Beaucoup d’esprits furent traversés par le doute. Le doute avait obsédé plus d’un, avant le procès ; l’unanime sentence l’avait chassé. Il revenait. Presque tous s’en tairont ; telle était la terreur, même chez les meilleurs, de paraître nier l’infaillibilité des juges, et tant la pitié elle-même était devenue suspecte. Mais cet « impondérable » qui fait la confiance[1] est à jamais évanoui ; la certitude ne se commande pas ; il n’est au pouvoir de personne de la prescrire aux consciences troublées ; plus rien désormais n’en chassera le doute. Eux-mêmes, ils s’efforceront de s’en délivrer, parce que cette pensée eût rendu la vie intolérable, et aussi par impuissance de percer le mystère du huis clos. Ils l’endormiront, mais ils ne s’en délivreront pas[2].
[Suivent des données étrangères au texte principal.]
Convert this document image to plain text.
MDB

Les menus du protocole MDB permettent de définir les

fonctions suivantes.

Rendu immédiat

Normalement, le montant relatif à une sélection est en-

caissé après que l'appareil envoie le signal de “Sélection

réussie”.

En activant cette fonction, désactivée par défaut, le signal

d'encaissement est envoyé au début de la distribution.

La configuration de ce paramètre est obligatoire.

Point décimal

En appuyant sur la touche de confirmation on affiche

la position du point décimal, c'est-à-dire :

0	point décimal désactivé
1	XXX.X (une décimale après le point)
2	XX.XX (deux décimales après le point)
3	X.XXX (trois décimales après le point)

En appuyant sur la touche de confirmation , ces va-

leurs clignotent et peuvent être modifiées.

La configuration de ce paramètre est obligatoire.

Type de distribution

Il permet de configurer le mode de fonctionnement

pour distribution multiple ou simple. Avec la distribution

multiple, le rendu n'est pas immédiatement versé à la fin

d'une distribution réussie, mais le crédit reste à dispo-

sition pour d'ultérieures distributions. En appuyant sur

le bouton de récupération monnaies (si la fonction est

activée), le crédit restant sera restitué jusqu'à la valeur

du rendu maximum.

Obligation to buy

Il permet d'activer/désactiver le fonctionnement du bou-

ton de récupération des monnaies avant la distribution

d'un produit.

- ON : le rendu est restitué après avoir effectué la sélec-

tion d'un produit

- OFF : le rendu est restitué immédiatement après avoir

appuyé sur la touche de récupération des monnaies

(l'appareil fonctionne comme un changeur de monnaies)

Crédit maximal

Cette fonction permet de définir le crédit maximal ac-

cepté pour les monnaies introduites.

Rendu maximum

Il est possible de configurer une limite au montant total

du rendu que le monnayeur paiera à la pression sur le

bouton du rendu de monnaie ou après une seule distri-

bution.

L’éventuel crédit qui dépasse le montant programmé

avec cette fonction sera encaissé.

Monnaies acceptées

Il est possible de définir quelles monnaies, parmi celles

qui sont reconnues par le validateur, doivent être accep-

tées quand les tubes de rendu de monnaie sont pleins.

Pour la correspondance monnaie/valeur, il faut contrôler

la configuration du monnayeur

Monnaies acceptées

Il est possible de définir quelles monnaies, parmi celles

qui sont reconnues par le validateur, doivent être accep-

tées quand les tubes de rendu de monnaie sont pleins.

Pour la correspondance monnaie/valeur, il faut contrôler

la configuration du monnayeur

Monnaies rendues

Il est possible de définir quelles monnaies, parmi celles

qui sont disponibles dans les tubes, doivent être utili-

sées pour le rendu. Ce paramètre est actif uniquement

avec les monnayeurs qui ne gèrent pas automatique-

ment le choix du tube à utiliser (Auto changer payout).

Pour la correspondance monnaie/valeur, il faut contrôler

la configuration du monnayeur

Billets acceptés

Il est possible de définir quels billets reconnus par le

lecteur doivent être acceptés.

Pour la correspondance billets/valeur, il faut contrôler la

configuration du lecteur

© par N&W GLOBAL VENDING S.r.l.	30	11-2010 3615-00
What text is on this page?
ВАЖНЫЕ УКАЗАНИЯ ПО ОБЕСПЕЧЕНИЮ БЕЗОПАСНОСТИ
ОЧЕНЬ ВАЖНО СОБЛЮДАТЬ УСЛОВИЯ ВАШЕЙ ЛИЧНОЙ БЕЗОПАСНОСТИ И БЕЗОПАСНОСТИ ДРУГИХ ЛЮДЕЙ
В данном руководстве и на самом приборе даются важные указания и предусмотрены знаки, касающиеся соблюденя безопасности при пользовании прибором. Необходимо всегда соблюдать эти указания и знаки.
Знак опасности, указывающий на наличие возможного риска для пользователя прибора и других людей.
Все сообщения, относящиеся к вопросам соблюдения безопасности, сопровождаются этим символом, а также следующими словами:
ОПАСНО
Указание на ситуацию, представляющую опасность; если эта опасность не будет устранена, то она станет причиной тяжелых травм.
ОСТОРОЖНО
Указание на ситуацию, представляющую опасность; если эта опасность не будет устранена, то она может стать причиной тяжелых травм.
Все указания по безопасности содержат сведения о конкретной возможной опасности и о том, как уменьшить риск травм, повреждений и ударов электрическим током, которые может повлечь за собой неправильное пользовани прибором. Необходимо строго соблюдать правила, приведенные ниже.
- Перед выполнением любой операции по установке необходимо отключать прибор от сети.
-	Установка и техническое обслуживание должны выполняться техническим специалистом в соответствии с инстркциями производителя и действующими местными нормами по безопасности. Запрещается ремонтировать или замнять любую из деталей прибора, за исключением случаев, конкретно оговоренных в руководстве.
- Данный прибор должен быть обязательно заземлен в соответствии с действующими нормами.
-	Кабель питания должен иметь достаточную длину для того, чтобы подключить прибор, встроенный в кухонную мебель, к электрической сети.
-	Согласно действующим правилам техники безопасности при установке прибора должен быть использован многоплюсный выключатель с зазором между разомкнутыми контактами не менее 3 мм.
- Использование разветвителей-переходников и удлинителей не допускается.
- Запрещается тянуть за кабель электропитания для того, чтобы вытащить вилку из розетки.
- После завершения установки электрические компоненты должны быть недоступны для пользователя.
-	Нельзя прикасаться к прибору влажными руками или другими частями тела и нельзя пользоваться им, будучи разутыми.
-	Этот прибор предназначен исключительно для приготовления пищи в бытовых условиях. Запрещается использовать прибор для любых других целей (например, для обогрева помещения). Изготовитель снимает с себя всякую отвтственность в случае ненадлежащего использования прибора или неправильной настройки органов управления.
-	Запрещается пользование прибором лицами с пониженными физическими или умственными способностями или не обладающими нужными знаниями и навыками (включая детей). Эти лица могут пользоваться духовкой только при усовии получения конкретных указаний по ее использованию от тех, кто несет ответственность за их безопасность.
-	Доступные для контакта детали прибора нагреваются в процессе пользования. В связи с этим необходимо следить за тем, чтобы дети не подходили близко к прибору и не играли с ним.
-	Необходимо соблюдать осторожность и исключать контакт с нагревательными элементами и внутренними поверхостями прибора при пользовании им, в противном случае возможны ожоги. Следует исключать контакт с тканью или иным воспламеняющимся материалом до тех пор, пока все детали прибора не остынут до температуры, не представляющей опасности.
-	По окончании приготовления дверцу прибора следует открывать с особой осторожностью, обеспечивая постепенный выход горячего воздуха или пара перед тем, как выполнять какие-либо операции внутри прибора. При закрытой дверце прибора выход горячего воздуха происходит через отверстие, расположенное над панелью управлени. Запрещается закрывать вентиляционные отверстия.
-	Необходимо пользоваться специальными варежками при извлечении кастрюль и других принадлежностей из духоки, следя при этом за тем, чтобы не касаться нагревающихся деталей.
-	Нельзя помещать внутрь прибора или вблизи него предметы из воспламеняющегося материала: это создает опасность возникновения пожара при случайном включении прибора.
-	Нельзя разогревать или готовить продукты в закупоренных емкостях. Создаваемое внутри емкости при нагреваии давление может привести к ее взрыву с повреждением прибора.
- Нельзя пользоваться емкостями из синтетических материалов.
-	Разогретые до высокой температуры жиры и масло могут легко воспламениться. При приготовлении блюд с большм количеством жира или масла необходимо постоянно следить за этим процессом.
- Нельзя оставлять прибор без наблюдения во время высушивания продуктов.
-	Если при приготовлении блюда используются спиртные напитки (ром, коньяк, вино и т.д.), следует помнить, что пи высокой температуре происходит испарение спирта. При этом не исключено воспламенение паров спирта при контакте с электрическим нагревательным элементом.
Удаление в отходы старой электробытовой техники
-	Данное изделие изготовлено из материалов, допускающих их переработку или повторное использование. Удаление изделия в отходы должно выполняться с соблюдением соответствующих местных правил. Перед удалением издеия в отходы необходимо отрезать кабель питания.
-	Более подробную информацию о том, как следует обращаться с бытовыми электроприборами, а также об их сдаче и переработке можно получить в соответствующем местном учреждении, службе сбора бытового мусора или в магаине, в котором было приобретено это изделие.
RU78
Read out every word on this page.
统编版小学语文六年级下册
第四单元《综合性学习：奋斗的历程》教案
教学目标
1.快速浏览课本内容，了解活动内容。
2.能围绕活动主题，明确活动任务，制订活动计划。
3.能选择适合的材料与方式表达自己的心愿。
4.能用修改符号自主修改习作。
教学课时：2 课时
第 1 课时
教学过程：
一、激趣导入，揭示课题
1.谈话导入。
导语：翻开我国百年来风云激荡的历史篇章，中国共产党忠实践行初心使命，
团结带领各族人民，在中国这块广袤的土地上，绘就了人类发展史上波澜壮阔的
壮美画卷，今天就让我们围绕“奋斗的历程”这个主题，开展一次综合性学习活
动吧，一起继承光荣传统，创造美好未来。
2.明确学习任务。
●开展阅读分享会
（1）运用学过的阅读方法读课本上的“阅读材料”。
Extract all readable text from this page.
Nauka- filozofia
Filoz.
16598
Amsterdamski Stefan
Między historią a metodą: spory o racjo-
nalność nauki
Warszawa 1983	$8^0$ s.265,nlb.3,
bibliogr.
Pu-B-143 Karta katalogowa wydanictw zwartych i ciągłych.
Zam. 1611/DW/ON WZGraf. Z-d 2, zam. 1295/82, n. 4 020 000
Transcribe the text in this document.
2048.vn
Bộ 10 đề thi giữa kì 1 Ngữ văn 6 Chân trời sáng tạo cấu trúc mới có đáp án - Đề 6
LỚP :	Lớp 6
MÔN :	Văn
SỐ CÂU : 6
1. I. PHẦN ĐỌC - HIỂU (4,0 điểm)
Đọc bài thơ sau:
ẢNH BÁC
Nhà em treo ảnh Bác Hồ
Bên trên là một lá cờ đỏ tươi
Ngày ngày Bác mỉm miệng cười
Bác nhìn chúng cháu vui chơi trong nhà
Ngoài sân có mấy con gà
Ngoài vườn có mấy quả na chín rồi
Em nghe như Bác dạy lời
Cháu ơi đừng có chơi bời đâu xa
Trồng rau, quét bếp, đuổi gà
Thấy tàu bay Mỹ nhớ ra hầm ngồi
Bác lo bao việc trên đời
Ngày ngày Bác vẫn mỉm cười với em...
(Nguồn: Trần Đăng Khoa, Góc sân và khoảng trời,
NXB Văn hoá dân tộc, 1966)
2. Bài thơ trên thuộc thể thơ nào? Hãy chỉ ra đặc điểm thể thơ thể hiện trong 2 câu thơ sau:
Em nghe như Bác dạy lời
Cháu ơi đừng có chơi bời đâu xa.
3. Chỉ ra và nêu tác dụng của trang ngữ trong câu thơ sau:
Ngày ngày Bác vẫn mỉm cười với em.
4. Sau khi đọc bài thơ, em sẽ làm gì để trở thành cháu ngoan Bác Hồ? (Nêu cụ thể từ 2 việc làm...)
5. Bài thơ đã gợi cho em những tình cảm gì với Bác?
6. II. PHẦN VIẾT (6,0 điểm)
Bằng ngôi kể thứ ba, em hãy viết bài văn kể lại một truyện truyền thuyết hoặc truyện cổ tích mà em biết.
« Innocent, ou surprenant comédien ? » Mais comment choisir, décider ? Nul ne l’osa d’entre ceux que n’aveuglaient ni la haine ni l’intérêt. Et nul ne le pouvait. Forte est la sensation personnelle, physique, de l’innocence ; mais trop forte encore la croyance que les juges n’ont pas condamné sans preuves formelles. L’idée

  1. Avenir militaire, article cité.
  2. Parmi ceux qui, en des conversations privées, exprimèrent le doute dont ils avaient été assaillis, je puis nommer F. de Rodays, directeur du Figaro, Marinoni, directeur du Petit Journal, Jean Dupuy, directeur du Petit Parisien, Victor Simond, directeur du Radical, le chroniqueur judiciaire Bataille. Un riche industriel, blasé, amateur de spectacles violents, Albert Menier, revint malade de la parade d’exécution.